You must pull the latest changes from the upstream BusTub repository for test files and other supplementary files we provide in this project.
Memory Leaks
For this project, we use LLVM Address Sanitizer (ASAN) and Leak Sanitizer (LSAN) to check for memory errors. To enable ASAN and LSAN, configure CMake in debug mode and run tests as you normally would. If there is memory error, you will see a memory error report. Note that macOS only supports address sanitizer without leak sanitizer.
In some cases, address sanitizer might affect the usability of the debugger. In this case, you might need to disable all sanitizers by configuring the CMake project with:
$ cmake -DCMAKE_BUILD_TYPE=Debug -DBUSTUB_SANITIZER= ..
Development Hints
You can use BUSTUB_ASSERT
for assertions in debug mode. Note that the statements within BUSTUB_ASSERT
will NOT be executed in release mode.
If you have something to assert in all cases, use BUSTUB_ENSURE
instead.
We encourage you to use a graphical debugger to debug your project if you are having problems.
If you are having compilation problems, running make clean
does not completely reset the compilation process. You will need to delete your build directory and run cmake ..
again before you rerun make
.
Post all of your questions about this project on Piazza. Do not email the TAs directly with questions.
Grading Rubric
Each project submission will be graded based on the following criteria:
- Does the submission successfully execute all of the test cases and produce the correct answer?
- Does the submission execute without any memory leaks?
Late Policy
See the late policy in the syllabus.
Submission
After completing the assignment, submit your implementation to Gradescope for evaluation.
Running make submit-p4
in your build/
directory will generate a zip
archive called project4-submission.zip
under your project root directory that you can submit to Gradescope.
Remember to resolve all style issues before submitting:
make format make check-clang-tidy-p4
Collaboration Policy
- Every student has to work individually on this assignment.

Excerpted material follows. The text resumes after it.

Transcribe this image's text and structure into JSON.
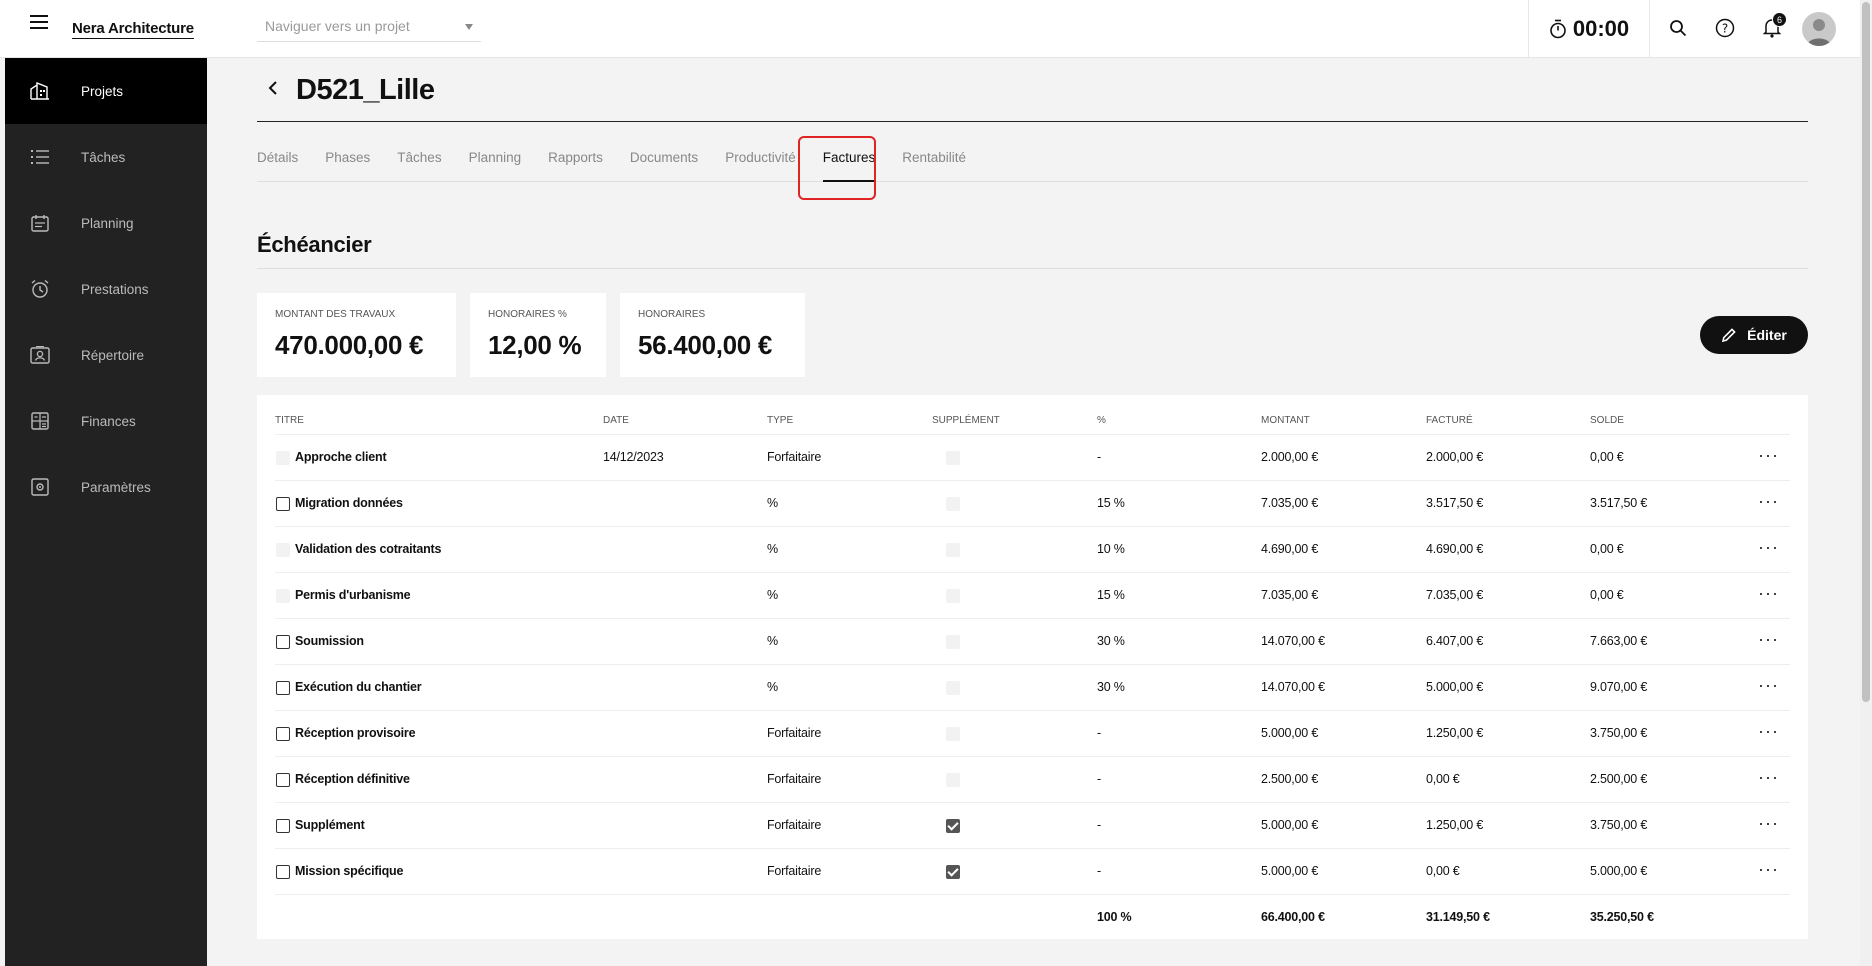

- Students are allowed to discuss high-level details about the project with others.
- Students are not allowed to copy the contents of a white-board after a group meeting with other students.
- Students are not allowed to copy the solutions from another colleague.
WARNING: All of the code for this project must be your own. You may not copy source code from other students or other sources that you find on the web. Plagiarism will not be tolerated. See CMU's Policy on Academic Integrity for additional information.